Frontex mette a bando un servizio di traghetti per riportare i migranti in Turchia

Le nave belga Godetia all'interno dell'operazione Triton che vede la partecipazione anche degli assetti navali di Frontex © Commissione europea

A metà maggio l’Agenzia europea ha indetto una gara da due milioni di euro per un servizio di “trasferimento” via mare dalla Grecia di minimo 100 persone alla volta in forza del patto tra Ue e Turchia del 2016. Una fase inedita che segna l’avvio di respingimenti alla luce del sole e ignora le gravi e documentate violazioni dei diritti

A metà maggio di quest’anno l’Agenzia europea Frontex ha pubblicato un bando dal valore di due milioni di euro per organizzare il trasferimento di “passeggeri via mare”, almeno 100 per volta, dall’isola greca di Lesbo alla località di Dikili, sulle coste turche. La documentazione di gara consultata da Altreconomia segna l’inizio di una nuova fase alla luce del sole per la “strategia” di respingimento dei migranti verso la Turchia, a pochi giorni dalla rielezione del presidente turco Recep Tayyip Erdoğan e dagli inquietanti video pubblicati dal New York Times sulle brutali modalità di respingimento della Guardia costiera greca.

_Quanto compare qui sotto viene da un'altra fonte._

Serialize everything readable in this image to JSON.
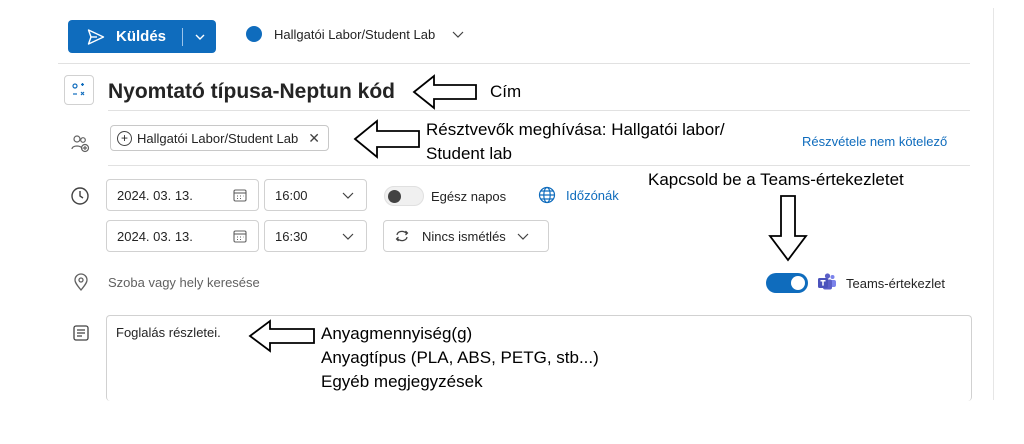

È in questo contesto dunque che Frontex è pronta a prendere direttamente in mano la questione, assumendo un ruolo centrale nell’ambito del cosiddetto accordo Ue-Turchia del marzo 2016 sotto il quale “formalmente” dovrebbe rientrare questa nuova attività. “L’Agenzia avrà il monopolio della gestione di queste operazioni assumendo un ruolo che, in questi termini, non ha mai avuto in passato”, spiega Martina Tazzioli, ricercatrice al Goldsmiths College di Londra.

Le operazioni sono parte del meccanismo “1:1” previsto dall’intesa da sei miliardi di euro annunciata tra le istituzioni comunitarie (Consiglio europeo) e il governo di Ankara nel marzo 2016. Con l’obiettivo dichiarato di scoraggiare le persone ad affidarsi ai trafficanti, lo schema prevedeva che per ogni migrante giunto “irregolarmente” in Grecia e perciò respinto in Turchia, un altro sarebbe dovuto essere ricollocato tramite vie legali in un Paese europeo.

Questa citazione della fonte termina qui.